Securing the Kubernetes software supply chain


Modern software development practices make securing the software supply chain more important than ever. Our code has dependencies on open source libraries which have dependencies on other libraries and so on—a chain of code that we didn’t develop, didn’t compile, and have little or no idea where it came from.

Some of that code is almost ubiquitous. The Log4Shell exploit that caused havoc across the industry was from an exploit resulting from an old bug in a common Java logging component, log4j. We’re building an industry that stands not on the shoulders of giants, but on the shoulders of a handful of application and component maintainers who keep our global infrastructure working in their spare time and out of the goodness of their hearts.

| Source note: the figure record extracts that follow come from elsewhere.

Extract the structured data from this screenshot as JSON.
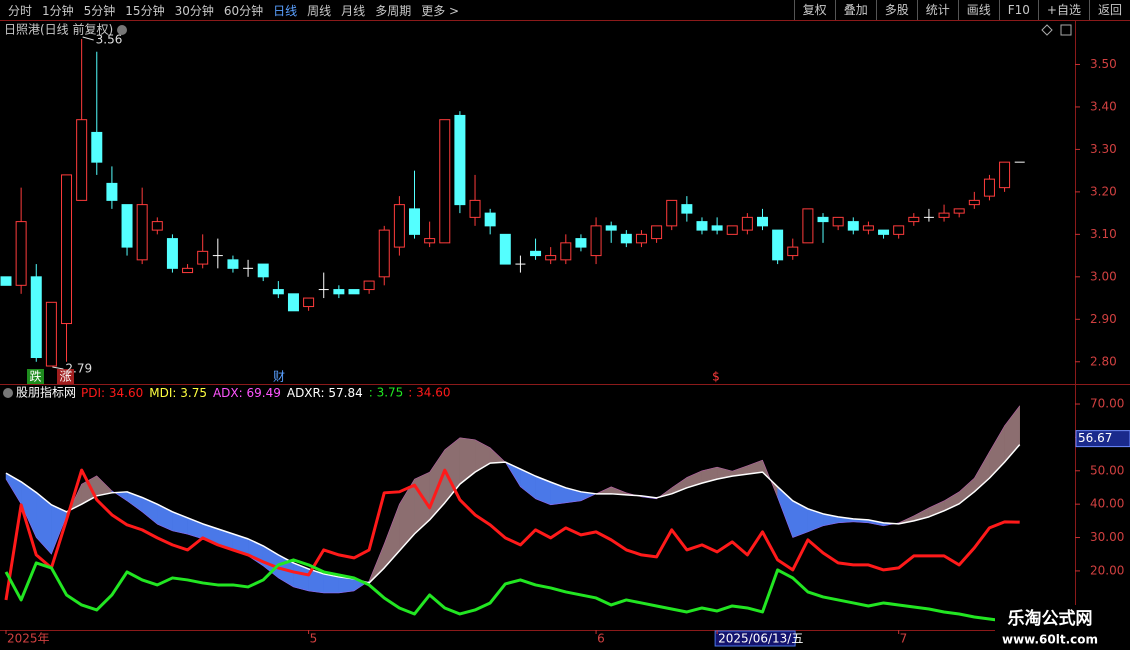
{
  "toolbar": {
    "periods": [
      "分时",
      "1分钟",
      "5分钟",
      "15分钟",
      "30分钟",
      "60分钟",
      "日线",
      "周线",
      "月线",
      "多周期",
      "更多 >"
    ],
    "active": 6,
    "actions": [
      "复权",
      "叠加",
      "多股",
      "统计",
      "画线",
      "F10",
      "+自选",
      "返回"
    ]
  },
  "watermark": {
    "title": "乐淘公式网",
    "url": "www.60lt.com"
  },
  "chart_data": [
    {
      "type": "candlestick",
      "title": "日照港(日线 前复权)",
      "markers": [
        "跌",
        "涨",
        "财",
        "$"
      ],
      "up_color": "#ff3c3c",
      "down_color": "#54ffff",
      "flat_color": "#ffffff",
      "open": [
        3.0,
        2.98,
        3.0,
        2.79,
        2.89,
        3.18,
        3.34,
        3.22,
        3.17,
        3.04,
        3.11,
        3.09,
        3.01,
        3.03,
        3.05,
        3.04,
        3.02,
        3.03,
        2.97,
        2.96,
        2.93,
        2.97,
        2.97,
        2.97,
        2.97,
        3.0,
        3.07,
        3.16,
        3.08,
        3.08,
        3.38,
        3.14,
        3.15,
        3.1,
        3.03,
        3.06,
        3.04,
        3.04,
        3.09,
        3.05,
        3.12,
        3.1,
        3.08,
        3.09,
        3.12,
        3.17,
        3.13,
        3.12,
        3.1,
        3.11,
        3.14,
        3.11,
        3.05,
        3.08,
        3.14,
        3.12,
        3.13,
        3.11,
        3.11,
        3.1,
        3.13,
        3.14,
        3.14,
        3.15,
        3.17,
        3.19,
        3.21,
        3.27
      ],
      "high": [
        3.0,
        3.21,
        3.03,
        2.94,
        3.24,
        3.56,
        3.53,
        3.26,
        3.17,
        3.21,
        3.14,
        3.1,
        3.03,
        3.1,
        3.09,
        3.05,
        3.04,
        3.03,
        2.99,
        2.96,
        2.95,
        3.01,
        2.98,
        2.97,
        2.99,
        3.12,
        3.19,
        3.25,
        3.13,
        3.37,
        3.39,
        3.24,
        3.16,
        3.1,
        3.05,
        3.09,
        3.07,
        3.1,
        3.1,
        3.14,
        3.13,
        3.11,
        3.11,
        3.12,
        3.18,
        3.19,
        3.14,
        3.14,
        3.12,
        3.15,
        3.16,
        3.11,
        3.09,
        3.16,
        3.15,
        3.14,
        3.14,
        3.13,
        3.11,
        3.12,
        3.15,
        3.16,
        3.17,
        3.16,
        3.2,
        3.24,
        3.27,
        3.27
      ],
      "low": [
        2.98,
        2.96,
        2.8,
        2.79,
        2.8,
        3.18,
        3.24,
        3.16,
        3.05,
        3.03,
        3.1,
        3.01,
        3.01,
        3.02,
        3.02,
        3.01,
        3.0,
        2.99,
        2.95,
        2.92,
        2.92,
        2.95,
        2.95,
        2.96,
        2.96,
        2.98,
        3.05,
        3.09,
        3.07,
        3.08,
        3.15,
        3.12,
        3.1,
        3.03,
        3.01,
        3.04,
        3.03,
        3.03,
        3.06,
        3.03,
        3.08,
        3.07,
        3.07,
        3.08,
        3.11,
        3.13,
        3.1,
        3.1,
        3.1,
        3.1,
        3.11,
        3.03,
        3.04,
        3.08,
        3.08,
        3.11,
        3.1,
        3.1,
        3.09,
        3.09,
        3.12,
        3.13,
        3.13,
        3.14,
        3.16,
        3.18,
        3.2,
        3.27
      ],
      "close": [
        2.98,
        3.13,
        2.81,
        2.94,
        3.24,
        3.37,
        3.27,
        3.18,
        3.07,
        3.17,
        3.13,
        3.02,
        3.02,
        3.06,
        3.05,
        3.02,
        3.02,
        3.0,
        2.96,
        2.92,
        2.95,
        2.97,
        2.96,
        2.96,
        2.99,
        3.11,
        3.17,
        3.1,
        3.09,
        3.37,
        3.17,
        3.18,
        3.12,
        3.03,
        3.03,
        3.05,
        3.05,
        3.08,
        3.07,
        3.12,
        3.11,
        3.08,
        3.1,
        3.12,
        3.18,
        3.15,
        3.11,
        3.11,
        3.12,
        3.14,
        3.12,
        3.04,
        3.07,
        3.16,
        3.13,
        3.14,
        3.11,
        3.12,
        3.1,
        3.12,
        3.14,
        3.14,
        3.15,
        3.16,
        3.18,
        3.23,
        3.27,
        3.27
      ],
      "ylim": [
        2.75,
        3.6
      ],
      "yticks": [
        {
          "value": 2.8,
          "label": "2.80"
        },
        {
          "value": 2.9,
          "label": "2.90"
        },
        {
          "value": 3.0,
          "label": "3.00"
        },
        {
          "value": 3.1,
          "label": "3.10"
        },
        {
          "value": 3.2,
          "label": "3.20"
        },
        {
          "value": 3.3,
          "label": "3.30"
        },
        {
          "value": 3.4,
          "label": "3.40"
        },
        {
          "value": 3.5,
          "label": "3.50"
        }
      ]
    },
    {
      "type": "line",
      "title": "股朋指标网",
      "categories": [
        "2025年",
        null,
        null,
        null,
        null,
        null,
        null,
        null,
        null,
        null,
        null,
        null,
        null,
        null,
        null,
        null,
        null,
        null,
        null,
        null,
        "5",
        null,
        null,
        null,
        null,
        null,
        null,
        null,
        null,
        null,
        null,
        null,
        null,
        null,
        null,
        null,
        null,
        null,
        null,
        "6",
        null,
        null,
        null,
        null,
        null,
        null,
        null,
        "2025/06/13/五",
        null,
        null,
        null,
        null,
        null,
        null,
        null,
        null,
        null,
        null,
        null,
        "7",
        null,
        null,
        null,
        null,
        null,
        null,
        null,
        null
      ],
      "selected": 47,
      "current_label": "56.67",
      "fill_up": "#8c6e70",
      "fill_down": "#4a78e8",
      "series": [
        {
          "name": "PDI",
          "last_label": "34.60",
          "color": "#ff1a1a",
          "values": [
            11.3,
            39.8,
            24.8,
            20.9,
            35.3,
            50.2,
            41.3,
            36.8,
            33.8,
            32.3,
            29.9,
            27.8,
            26.3,
            29.9,
            27.8,
            26.3,
            24.8,
            22.7,
            20.9,
            19.7,
            18.8,
            26.3,
            24.8,
            23.9,
            26.3,
            43.4,
            43.7,
            45.7,
            38.9,
            50.2,
            41.3,
            36.8,
            33.8,
            29.9,
            27.8,
            32.3,
            29.9,
            32.9,
            30.8,
            31.7,
            29.3,
            26.3,
            24.8,
            24.2,
            32.3,
            26.3,
            27.8,
            25.7,
            28.7,
            24.8,
            31.7,
            23.3,
            20.3,
            29.3,
            25.4,
            22.4,
            21.8,
            21.8,
            20.3,
            20.9,
            24.5,
            24.5,
            24.5,
            21.8,
            26.9,
            32.9,
            34.7,
            34.6
          ]
        },
        {
          "name": "MDI",
          "last_label": "3.75",
          "color": "#22e622",
          "legend_color": "#ffff40",
          "values": [
            19.7,
            11.3,
            22.4,
            20.9,
            12.8,
            9.8,
            8.3,
            12.8,
            19.7,
            17.3,
            15.8,
            17.9,
            17.3,
            16.4,
            15.8,
            15.8,
            15.2,
            17.3,
            21.8,
            23.3,
            21.8,
            19.7,
            18.8,
            17.9,
            15.8,
            11.9,
            8.9,
            7.1,
            12.8,
            8.9,
            7.1,
            8.3,
            10.4,
            16.1,
            17.3,
            15.8,
            14.9,
            13.7,
            12.8,
            11.9,
            9.8,
            11.3,
            10.4,
            9.5,
            8.6,
            7.7,
            8.9,
            8.0,
            9.5,
            8.9,
            7.7,
            20.3,
            17.9,
            13.7,
            12.2,
            11.3,
            10.4,
            9.5,
            10.4,
            9.8,
            9.2,
            8.6,
            7.7,
            7.1,
            6.2,
            5.6,
            5.0,
            3.75
          ]
        },
        {
          "name": "ADX",
          "last_label": "69.49",
          "color": "#ff55ff",
          "values": [
            47.5,
            40,
            30,
            25,
            36.5,
            46,
            48.5,
            44,
            41,
            37.7,
            34,
            32,
            31,
            29.6,
            28.1,
            26.6,
            24.5,
            21.5,
            17.9,
            15.2,
            14,
            13.4,
            13.4,
            14,
            17,
            28.1,
            40,
            47.5,
            49.6,
            56.3,
            59.9,
            59.3,
            56.9,
            52.6,
            45.2,
            41.6,
            39.8,
            40.4,
            41,
            43.1,
            45.2,
            43.4,
            42.2,
            41.6,
            44.9,
            48,
            50,
            51.1,
            49.9,
            51.5,
            53.2,
            42,
            30,
            31.7,
            33.5,
            34.4,
            34.7,
            34.4,
            33.5,
            34.4,
            36.5,
            38.9,
            41,
            43.7,
            47.8,
            55.7,
            63.5,
            69.49
          ]
        },
        {
          "name": "ADXR",
          "last_label": "57.84",
          "color": "#ffffff",
          "values": [
            49.3,
            46.7,
            43.5,
            39.8,
            37.7,
            40,
            42.5,
            43.4,
            43.7,
            42,
            40,
            37.7,
            35.9,
            34.1,
            32.6,
            31.1,
            29.6,
            27.5,
            24.8,
            22.4,
            20.6,
            19.1,
            18.2,
            17.6,
            16.4,
            20.9,
            26,
            31.1,
            35.3,
            40.4,
            46,
            49.6,
            52.3,
            52.6,
            50.5,
            48.4,
            46.6,
            44.9,
            43.7,
            43.1,
            43.1,
            42.8,
            42.5,
            41.9,
            43.1,
            44.9,
            46.3,
            47.5,
            48.4,
            49,
            49.6,
            45.2,
            41,
            38.6,
            37.1,
            36.2,
            35.6,
            35.3,
            34.4,
            34.1,
            35.0,
            36.2,
            38,
            40.1,
            43.7,
            47.8,
            52.6,
            57.84
          ]
        }
      ],
      "extra_labels": [
        {
          "label": ": 3.75",
          "color": "#22e622"
        },
        {
          "label": ": 34.60",
          "color": "#ff1a1a"
        }
      ],
      "ylim": [
        2.3,
        75.4
      ],
      "yticks": [
        {
          "value": 20,
          "label": "20.00"
        },
        {
          "value": 30,
          "label": "30.00"
        },
        {
          "value": 40,
          "label": "40.00"
        },
        {
          "value": 50,
          "label": "50.00"
        },
        {
          "value": 60,
          "label": "60.00"
        },
        {
          "value": 70,
          "label": "70.00"
        }
      ]
    }
  ]
}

Distributed development adds risks

This is not to minimize the work maintainers do; they’re an essential part of the modern software supply chain, delivering everything from small modules to entire container-based platforms. They’re undervalued and underpaid for how important their code is. Sadly, there have been several instances where bad actors have offered to take over maintaining code, only to add in malware, expecting the code to be installed automatically as it had a history of being trustworthy.

We can expect to see more attacks like these as more of our code becomes a group effort. How do we protect ourselves and our applications? First and foremost, we need to understand that the software supply chain does in fact exist, that we’re not building code in isolation, and we haven’t been doing so for a long time now, if we ever did. Open source and third-party libraries are an essential part of how we make software, and they’re only going to get more important.

What steps can we take to secure the software supply chain? A lot of work has gone into providing the tools to manage the software bill of materials: scanning code for libraries, using static and dynamic analysis, adding digital signatures and hashes to code, and bringing it all into managed repositories. But one part of the picture is missing: How do we validate that work and validate the code we’re using? After all, one of the age-old security adages remains “trust but verify.”

Securing the software supply chain

We need to trust the code we use, but we also need to verify that it’s trustworthy. We also need to do it under time pressure, with cloud-native code shipping new builds as code in repositories changes. The automated nature of modern development is key here, with platforms like GitHub at the heart of our software life cycle, delivering continuous integration and continuous delivery (CI/CD).